For those of us who have been attending HSU dance concerts for the past few years, there is no doubt that Sharon Butler has done a great job at the helm. But as I'm not a fan of long program notes, her lengthy pre-performance exposition included in every program drives me bonkers.
There is a line between university and professional performance, and that line is as thick or as fine as the size of the department, its focus, its faculty and the crop of young dance artists who happen to be enrolled. Although I view these concerts through the prism of university dance, I come respecting these students as full-fledged dancers.

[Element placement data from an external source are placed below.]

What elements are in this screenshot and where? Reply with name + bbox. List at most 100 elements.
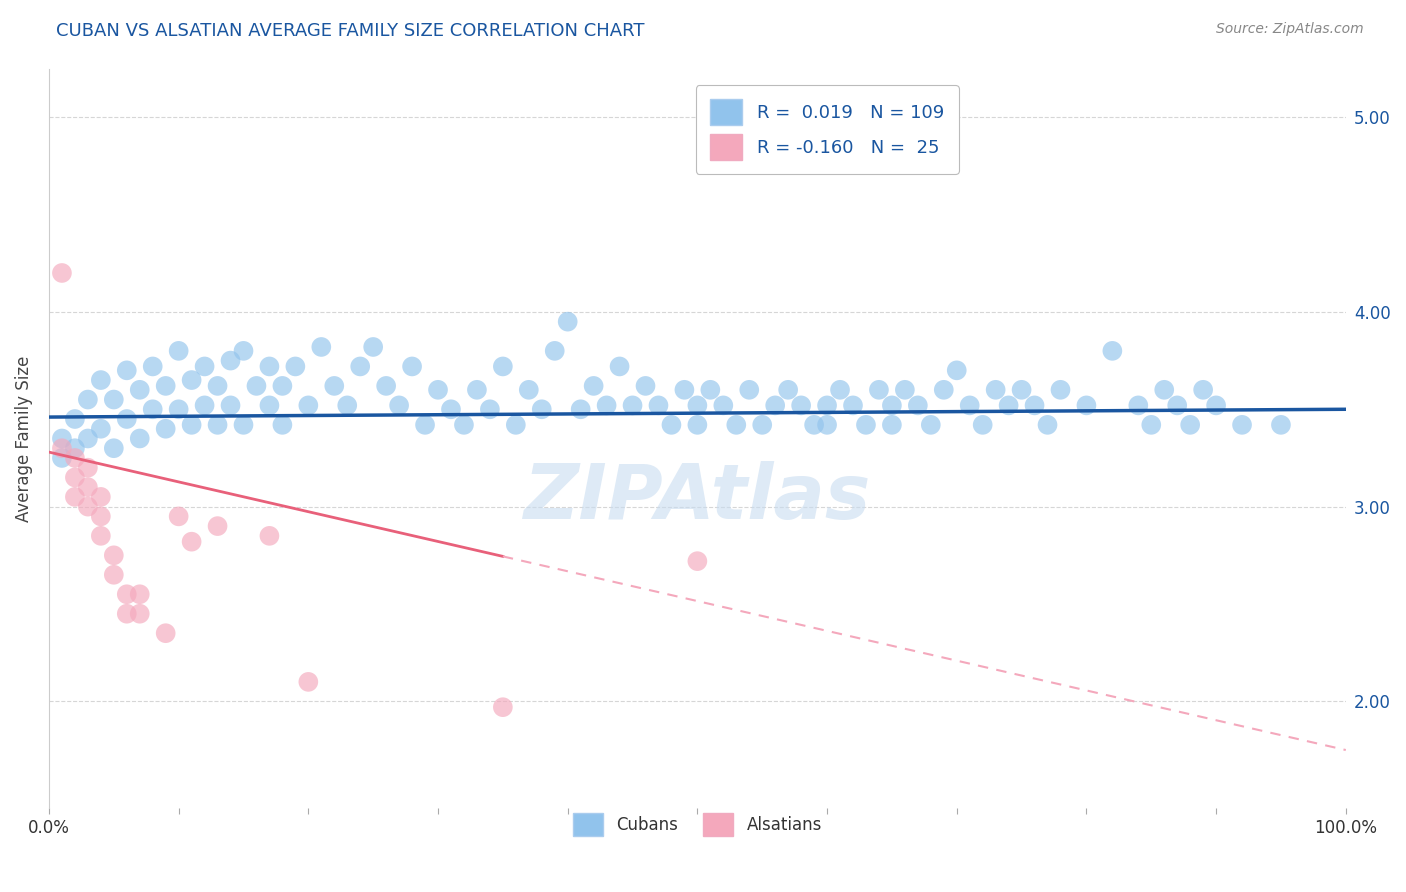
Point [128, 587, 150, 601]
Point [997, 398, 1019, 412]
Point [63, 450, 86, 465]
Point [465, 383, 488, 397]
Point [557, 315, 579, 329]
Point [959, 398, 981, 412]
Point [388, 398, 411, 412]
Point [1192, 383, 1215, 397]
Point [920, 417, 942, 432]
Point [63, 470, 86, 484]
Point [142, 402, 165, 417]
Point [1270, 417, 1292, 432]
Point [207, 379, 229, 393]
Point [51, 266, 73, 280]
Point [1153, 383, 1175, 397]
Point [77, 500, 100, 514]
Point [868, 383, 890, 397]
Point [609, 359, 631, 374]
Point [180, 373, 202, 387]
Point [90, 529, 112, 543]
Point [232, 343, 254, 358]
Point [90, 422, 112, 436]
Point [492, 359, 515, 374]
Point [167, 343, 190, 358]
Point [128, 607, 150, 621]
Point [51, 432, 73, 446]
Point [907, 398, 929, 412]
Point [815, 417, 838, 432]
Point [517, 383, 540, 397]
Point [297, 398, 319, 412]
Point [155, 422, 177, 436]
Point [1036, 417, 1059, 432]
Point [115, 363, 138, 377]
Point [180, 417, 202, 432]
Point [1140, 417, 1163, 432]
Point [361, 340, 384, 354]
Point [271, 379, 294, 393]
Point [63, 412, 86, 426]
Point [699, 383, 721, 397]
Point [194, 359, 217, 374]
Point [167, 509, 190, 524]
Point [1101, 343, 1123, 358]
Point [349, 359, 371, 374]
Point [311, 340, 333, 354]
Point [673, 383, 696, 397]
Point [855, 417, 877, 432]
Point [440, 402, 463, 417]
Point [207, 417, 229, 432]
Point [103, 392, 125, 407]
Point [128, 383, 150, 397]
Y-axis label: Average Family Size: Average Family Size [15, 355, 32, 522]
Point [738, 383, 761, 397]
Point [167, 402, 190, 417]
Text: ZIPAtlas: ZIPAtlas [523, 460, 872, 534]
Point [1024, 398, 1046, 412]
Point [595, 398, 617, 412]
Point [323, 379, 346, 393]
Point [90, 490, 112, 504]
Point [880, 398, 903, 412]
Text: CUBAN VS ALSATIAN AVERAGE FAMILY SIZE CORRELATION CHART: CUBAN VS ALSATIAN AVERAGE FAMILY SIZE CO… [56, 22, 645, 40]
Point [751, 417, 773, 432]
Point [51, 441, 73, 455]
Point [103, 441, 125, 455]
Point [647, 398, 669, 412]
Point [1076, 398, 1098, 412]
Point [115, 607, 138, 621]
Legend: Cubans, Alsatians: Cubans, Alsatians [565, 805, 830, 845]
Point [180, 534, 202, 549]
Point [492, 700, 515, 714]
Point [77, 480, 100, 494]
Point [51, 450, 73, 465]
Point [828, 383, 851, 397]
Point [103, 549, 125, 563]
Point [90, 373, 112, 387]
Point [945, 363, 967, 377]
Point [711, 398, 734, 412]
Point [128, 432, 150, 446]
Point [336, 398, 359, 412]
Point [271, 417, 294, 432]
Point [77, 460, 100, 475]
Point [1166, 398, 1188, 412]
Point [194, 398, 217, 412]
Point [1178, 417, 1201, 432]
Point [219, 353, 242, 368]
Point [686, 417, 709, 432]
Point [621, 398, 644, 412]
Point [763, 398, 786, 412]
Point [284, 359, 307, 374]
Point [1128, 398, 1150, 412]
Point [1011, 383, 1033, 397]
Point [207, 519, 229, 533]
Point [778, 383, 800, 397]
Point [232, 417, 254, 432]
Point [90, 509, 112, 524]
Point [155, 626, 177, 640]
Point [582, 379, 605, 393]
Point [427, 383, 450, 397]
Point [155, 379, 177, 393]
Point [63, 490, 86, 504]
Point [245, 379, 267, 393]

I don't want to read about how hard they've worked or grown. These are dancers, for heaven's sake, and they're going to be judged from here to high heaven as soon as they leave the nest. It's condescending to them to prime the audience with a congratulatory warm-up. Let the dances speak for themselves.

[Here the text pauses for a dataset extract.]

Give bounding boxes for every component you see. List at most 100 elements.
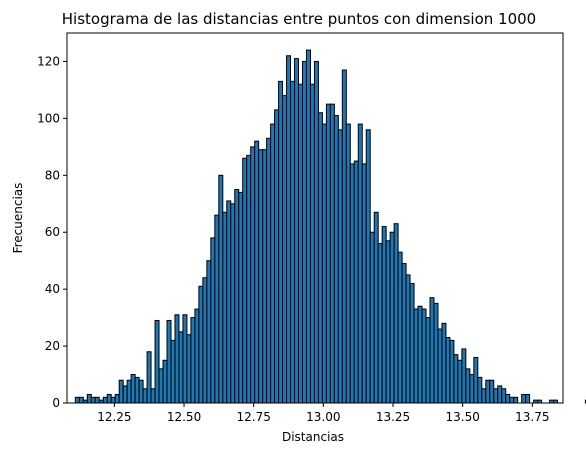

HSU 's unique inter-disciplinary program allows choreographers the rare opportunity to work collaboratively with design students. At times the designs, although dazzling, were not quite in sync with the dances. Other times the elements merged beautifully, as in Jessica D. Manuel's Darkness: She Speaks . Set to music studded with bullets firing, four women, simply costumed in skirts and bare legs, by Henry Echeverria, evoked images of war in a somber, cradling opening section. Bands of gauze-like fabric swooped across stage from the rafters, reminiscent of bandages, then of angels. A brilliant choice, fabric dropped into the dance; it needed to be used more.

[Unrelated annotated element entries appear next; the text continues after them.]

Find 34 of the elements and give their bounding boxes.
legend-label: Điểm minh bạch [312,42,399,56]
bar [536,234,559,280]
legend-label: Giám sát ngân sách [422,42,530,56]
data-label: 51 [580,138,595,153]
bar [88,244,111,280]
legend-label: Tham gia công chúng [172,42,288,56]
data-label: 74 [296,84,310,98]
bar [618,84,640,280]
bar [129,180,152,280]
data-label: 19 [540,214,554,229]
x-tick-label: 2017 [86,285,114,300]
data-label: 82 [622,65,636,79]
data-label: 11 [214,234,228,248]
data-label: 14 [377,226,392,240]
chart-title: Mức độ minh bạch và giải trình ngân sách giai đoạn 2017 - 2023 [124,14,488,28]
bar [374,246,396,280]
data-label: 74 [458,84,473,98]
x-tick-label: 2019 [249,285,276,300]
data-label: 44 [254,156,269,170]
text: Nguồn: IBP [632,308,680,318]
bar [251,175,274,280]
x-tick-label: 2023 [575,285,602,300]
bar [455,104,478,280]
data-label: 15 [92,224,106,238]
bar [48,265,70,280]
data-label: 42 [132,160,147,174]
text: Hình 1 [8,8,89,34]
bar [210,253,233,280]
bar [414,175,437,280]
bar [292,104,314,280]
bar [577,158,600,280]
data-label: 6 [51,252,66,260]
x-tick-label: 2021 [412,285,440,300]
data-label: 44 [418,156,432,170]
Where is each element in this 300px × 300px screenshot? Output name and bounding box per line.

Also exploring humanist issues, but more completely developed, I Take Myself Back, is an imposing solo by Cheri Anchondo, authoritatively danced to Joy Harjo's poem, I Give You Back. Anchondo's riveting focus exemplified the strong performance quality of all the dancers. Despite varying levels of technique, the urge to dance, to dance good and hard, was evident all night long.
Although the incredible set of giant balls enmeshed in towerlike structures and space-age costumes had nothing to do with its hip-hop, socially responsible message, sections of Alisha Goodrich 's alieNation really hit it. Willowy Nerissa Castilleja's solo, with Kendra Staton's shadow entering upstage as we hear Obama's voice, brought me to tears. Like many of the emergent choreographers, Goodrich is on the right track, but needs to develop her work without jumping around so much.
Faculty member Jandy Bergman choreographed Cove Swimmer's Prayer, a watery, thoughtful quartet. Her colleague Shoshanna's Raks al Farah is a well-staged dance, replete with traditional Middle Eastern movement and stunning women carrying ceramic jugs on their heads and hips.
Finding Flight, co-choreographed by faculty members, joyously accompanied by the Arcata Interfaith Gospel Choir, right onstage, charged forward with exuberance. The big rushes of group movement, the clarity of intention and physical emotion of Jaese Lecuyer and Jerri Sweeney in duet, are the reasons people dance, why people go to see others dancing.